Previous examples of catalysts that do this type of C–H exchange use iridium and usually rely on directing groups to guide where the tritium goes. This new catalyst swaps tritium for the least hindered aromatic hydrogens in a molecule, giving radiochemists the ability to label alternative spots.
“The new iron catalyst gives the radiochemist another valuable single-step method to add to the toolbox and increases the number of pharmaceutical structures that can be tritium-labeled in a single rapid step,” notes David Hesk, a Merck radiochemist who worked on the project.
“Chirik’s group has identified an iron catalyst system that operates in a thoroughly complementary manner to the iridium catalysts that dominate the field,” comments William J. Kerr, an expert in isotopic-labeling methods at the University of Strathclyde. Kerr adds that the catalyst’s substrate and solvent compatibility make it particularly attractive. If researchers can improve the iron catalyst’s stability and handling, he says, it’s likely to be widely adopted. To that end, Chirik tells C&EN that his group is working with GreenCentre Canada to make the iron complex commercially available.
Chemists in Phil S. Baran’s group at Scripps Research Institute California and at Pfizer also report novel chemistry that will help medicinal chemists. Specifically, it will help scientists looking to quickly synthesize an array of molecules that contain small, strained rings. They have developed a general strategy for opening “spring loaded” C–C and C–N bonds in strained-ring systems with amines (Science 2016, DOI: 10.1126/science.aad6252).
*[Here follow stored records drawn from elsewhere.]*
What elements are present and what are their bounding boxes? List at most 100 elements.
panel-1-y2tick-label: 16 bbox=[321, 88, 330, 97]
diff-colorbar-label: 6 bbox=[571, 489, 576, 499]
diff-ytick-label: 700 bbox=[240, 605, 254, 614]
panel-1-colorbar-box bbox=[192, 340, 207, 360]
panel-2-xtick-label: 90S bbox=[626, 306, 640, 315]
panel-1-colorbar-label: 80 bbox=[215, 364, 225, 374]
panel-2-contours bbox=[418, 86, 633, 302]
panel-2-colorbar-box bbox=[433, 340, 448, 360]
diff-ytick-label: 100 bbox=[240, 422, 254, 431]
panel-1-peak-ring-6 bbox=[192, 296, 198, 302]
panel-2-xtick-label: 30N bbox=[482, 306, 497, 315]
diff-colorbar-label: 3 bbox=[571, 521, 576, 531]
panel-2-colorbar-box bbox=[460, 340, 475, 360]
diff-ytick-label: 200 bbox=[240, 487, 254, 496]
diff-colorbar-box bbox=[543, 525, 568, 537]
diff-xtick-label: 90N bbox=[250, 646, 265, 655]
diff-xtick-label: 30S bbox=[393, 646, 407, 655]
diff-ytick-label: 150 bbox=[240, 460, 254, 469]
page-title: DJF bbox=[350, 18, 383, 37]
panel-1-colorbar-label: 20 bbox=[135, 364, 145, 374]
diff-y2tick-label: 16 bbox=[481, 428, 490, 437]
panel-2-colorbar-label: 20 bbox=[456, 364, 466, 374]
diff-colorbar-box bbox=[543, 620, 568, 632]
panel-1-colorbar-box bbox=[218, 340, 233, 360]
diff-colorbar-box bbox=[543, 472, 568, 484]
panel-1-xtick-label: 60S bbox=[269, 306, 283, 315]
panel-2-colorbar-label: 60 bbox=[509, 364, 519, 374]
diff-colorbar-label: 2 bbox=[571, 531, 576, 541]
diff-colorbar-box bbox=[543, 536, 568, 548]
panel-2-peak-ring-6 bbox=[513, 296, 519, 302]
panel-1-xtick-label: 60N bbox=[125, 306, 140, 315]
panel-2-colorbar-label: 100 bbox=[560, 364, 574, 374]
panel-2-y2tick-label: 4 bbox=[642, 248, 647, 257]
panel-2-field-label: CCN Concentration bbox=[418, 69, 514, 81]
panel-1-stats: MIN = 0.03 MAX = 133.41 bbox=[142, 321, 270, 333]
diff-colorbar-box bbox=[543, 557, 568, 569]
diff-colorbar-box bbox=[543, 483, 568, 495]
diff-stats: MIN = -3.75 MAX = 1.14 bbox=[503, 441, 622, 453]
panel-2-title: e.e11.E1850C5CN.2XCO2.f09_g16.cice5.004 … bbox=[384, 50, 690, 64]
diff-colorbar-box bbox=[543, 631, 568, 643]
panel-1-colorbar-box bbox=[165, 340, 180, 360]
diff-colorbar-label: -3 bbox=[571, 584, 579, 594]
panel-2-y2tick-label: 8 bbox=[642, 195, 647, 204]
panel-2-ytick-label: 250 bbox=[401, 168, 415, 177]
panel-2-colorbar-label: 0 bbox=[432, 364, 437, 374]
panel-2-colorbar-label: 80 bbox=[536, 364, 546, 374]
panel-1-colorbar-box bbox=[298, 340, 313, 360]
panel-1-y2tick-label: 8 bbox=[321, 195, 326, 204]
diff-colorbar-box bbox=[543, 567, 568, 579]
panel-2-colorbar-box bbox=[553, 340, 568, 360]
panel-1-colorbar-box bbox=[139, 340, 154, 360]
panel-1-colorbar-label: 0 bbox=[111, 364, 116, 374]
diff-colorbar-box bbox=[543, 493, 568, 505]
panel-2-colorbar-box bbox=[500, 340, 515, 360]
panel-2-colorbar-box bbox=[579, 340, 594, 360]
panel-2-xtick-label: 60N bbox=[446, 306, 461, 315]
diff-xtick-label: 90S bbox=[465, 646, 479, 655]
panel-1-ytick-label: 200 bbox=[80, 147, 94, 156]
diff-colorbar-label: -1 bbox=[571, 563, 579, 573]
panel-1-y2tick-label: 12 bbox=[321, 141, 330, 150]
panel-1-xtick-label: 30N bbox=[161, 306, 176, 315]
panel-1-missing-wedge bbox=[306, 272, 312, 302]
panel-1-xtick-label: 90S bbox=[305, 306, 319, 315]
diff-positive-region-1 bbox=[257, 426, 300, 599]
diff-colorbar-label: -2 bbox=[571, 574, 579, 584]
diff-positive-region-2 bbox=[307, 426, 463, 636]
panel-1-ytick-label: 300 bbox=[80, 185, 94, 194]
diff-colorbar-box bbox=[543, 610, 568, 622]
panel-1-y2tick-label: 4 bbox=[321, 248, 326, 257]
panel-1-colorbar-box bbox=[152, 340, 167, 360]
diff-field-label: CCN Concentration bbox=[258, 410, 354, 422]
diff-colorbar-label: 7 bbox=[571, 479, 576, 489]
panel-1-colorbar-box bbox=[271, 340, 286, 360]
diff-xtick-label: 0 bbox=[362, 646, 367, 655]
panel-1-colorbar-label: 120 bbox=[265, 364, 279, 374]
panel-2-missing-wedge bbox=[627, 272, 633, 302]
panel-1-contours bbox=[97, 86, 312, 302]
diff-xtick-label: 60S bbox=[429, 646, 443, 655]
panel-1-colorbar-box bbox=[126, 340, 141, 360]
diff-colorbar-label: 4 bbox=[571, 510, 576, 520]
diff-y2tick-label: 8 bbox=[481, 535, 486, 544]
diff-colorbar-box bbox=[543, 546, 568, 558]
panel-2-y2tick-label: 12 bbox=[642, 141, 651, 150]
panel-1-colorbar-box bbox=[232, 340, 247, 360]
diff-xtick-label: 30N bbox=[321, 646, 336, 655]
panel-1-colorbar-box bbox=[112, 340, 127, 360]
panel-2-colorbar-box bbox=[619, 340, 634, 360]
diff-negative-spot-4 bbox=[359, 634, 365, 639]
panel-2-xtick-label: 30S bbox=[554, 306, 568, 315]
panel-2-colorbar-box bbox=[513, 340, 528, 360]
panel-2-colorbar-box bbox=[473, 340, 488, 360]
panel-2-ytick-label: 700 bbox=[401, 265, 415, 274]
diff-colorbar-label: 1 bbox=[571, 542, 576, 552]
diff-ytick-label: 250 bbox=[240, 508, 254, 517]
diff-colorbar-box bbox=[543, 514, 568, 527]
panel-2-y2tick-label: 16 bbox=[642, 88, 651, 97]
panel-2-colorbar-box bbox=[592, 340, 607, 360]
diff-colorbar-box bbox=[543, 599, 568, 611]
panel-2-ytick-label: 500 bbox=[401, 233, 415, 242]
The method, known as strain-release amination, relies on breaking a strained C–C or C–N bond with a turbo-amide, thereby tacking propellerlike bicyclo[1.1.1]pentanes as well as cyclobutanes and azetidines onto amines. Such molecules can have beneficial properties, such as improved metabolic stability. The reaction tolerates a broad range of functional groups, so it can be done even in the late stages of a synthetic route.
John P. Maxwell, director of medicinal chemistry at Vertex Pharmaceuticals, notes that the strategy is attractive to both medicinal and process chemists. “Late-stage functionalization is a desirable approach in certain instances, and this work gives some new ways to think about and achieve it,” he says.
Baran tells C&EN that Pfizer initially approached him to see whether his group could help the firm with the synthesis of bicyclo[1.1.1]pentan-1-amine, a critical component of a clinical candidate the pharma chemists were having trouble securing in the quantities they needed. Without the new strain-release amination chemistry, it’s likely the clinical candidate would have been abandoned, Baran notes.
“If you can do fundamental science, that’s great. If you can do applied science, that’s great,” Baran says. “But if you can do both, where you can see the pathway from flask to a patient in the hospital, that’s the most exciting research you can do.”